O peso daquelas duas palavras encheu o cômodo inteiro.
— Victor estava recebendo pagamentos de Doyle há meses — Gabriel continuou, a voz controlada, mas tremendo de raiva contida. — Informações sobre movimentações, rotinas, escalas de segurança. Ele foi quem vazou os detalhes do comboio.
— Por quê? Depois de anos trabalhando com você, ajudando você a investigar a morte do seu irmão?
— Dívidas de jogo que ele escondeu de todo mundo. Doyle ofereceu quitar tudo em troca de informação.
— E ele sabia o que estava colocando em risco?
— Ele disse que não imaginava que chegariam a atacar o comboio diretamente.
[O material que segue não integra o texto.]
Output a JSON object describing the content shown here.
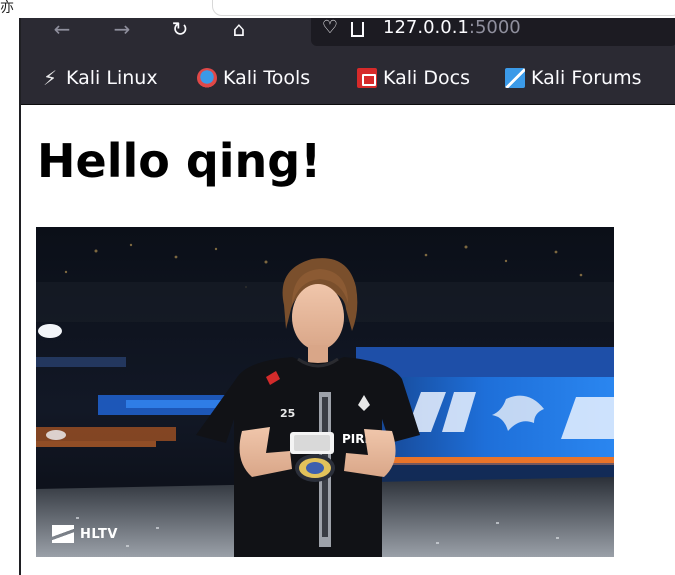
{
  "browser": {
    "url_host": "127.0.0.1",
    "url_port": ":5000",
    "nav": {
      "back_icon": "arrow-left-icon",
      "forward_icon": "arrow-right-icon",
      "reload_icon": "reload-icon",
      "home_icon": "home-icon"
    },
    "bookmarks": [
      {
        "label": "Kali Linux",
        "icon": "kali-dragon-icon"
      },
      {
        "label": "Kali Tools",
        "icon": "kali-tools-icon"
      },
      {
        "label": "Kali Docs",
        "icon": "kali-docs-icon"
      },
      {
        "label": "Kali Forums",
        "icon": "kali-forums-icon"
      }
    ]
  },
  "page": {
    "heading": "Hello qing!",
    "image": {
      "subject": "player in black jersey holding a medal in an esports arena",
      "watermark": "HLTV",
      "jersey_text": "PIRIT",
      "jersey_number": "25"
    }
  },
  "colors": {
    "toolbar": "#2b2a33",
    "urlbar": "#1c1b22",
    "toolbar_text": "#fbfbfe",
    "page_background": "#ffffff",
    "heading": "#000000",
    "arena_blue": "#1e6fd9",
    "arena_orange": "#e8742a"
  }
}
Achou que fosse apenas vigilância, informação estratégica.
— Isso não desculpa nada.
— Eu sei.
Gabriel se sentou pesadamente, esfregando o rosto com as duas mãos, o cansaço acumulado de meses finalmente parecendo aflorar de uma vez.
— O que vai acontecer com ele agora? — perguntei, com cuidado.
— Isso não é problema seu, Claire.
— Gabriel.
Ele olhou para mim, e pela primeira vez desde que eu o conhecia, vi hesitação genuína nos olhos dele, como se estivesse decidindo se confiava em mim o suficiente para compartilhar aquele peso.
— Nesse mundo, traição tem consequências que a lei normal não aplica.
Entendi o que ele estava insinuando sem precisar de mais explicações, e um arrepio frio percorreu minha espinha.
— Isso te transforma em algo que você não quer ser? — perguntei, baixinho.
— Talvez eu já seja isso há muito tempo, só nunca tinha ninguém por perto capaz de me fazer questionar.
Fiquei em silêncio, absorvendo o peso daquela confissão, entendendo finalmente a profundidade do mundo em que eu tinha me envolvido sem escolher completamente.
— E Doyle? — perguntei. — O que acontece com ele?
— Victor nos deu localização, contatos, tudo que sabia. Estamos nos movendo contra ele agora, antes que perceba que foi descoberto.
— Isso é seguro?
— Nada é completamente seguro. Mas é necessário.
Naquela noite, a casa segura ficou em silêncio tenso, todos esperando notícias da operação contra Doyle.
Fiquei acordada com Eli no colo, incapaz de dormir, cada minuto de silêncio pesando mais que o anterior.
Perto do amanhecer, o celular de Gabriel, deixado sobre a mesa, vibrou insistentemente.
Hesitei, mas acabei atendendo, o medo maior que qualquer educação sobre privacidade.
— Está feito — disse a voz de Mason do outro lado. — Doyle foi neutralizado. Sem baixas do nosso lado.
O alívio que me tomou foi tão intenso que quase deixei o celular cair.
Quando Gabriel voltou horas depois, ferimentos leves cobertos por bandagens improvisadas, encontrou-me esperando na sala principal, incapaz de ter dormido nem um minuto.
— Está tudo acabado — ele disse, a voz carregada de um cansaço que parecia se estender por anos inteiros, não apenas por aquela noite.
Corri até ele, envolvendo-o num abraço que não pedi permissão para dar, sentindo o corpo dele relaxar contra o meu pela primeira vez desde que eu o conhecia.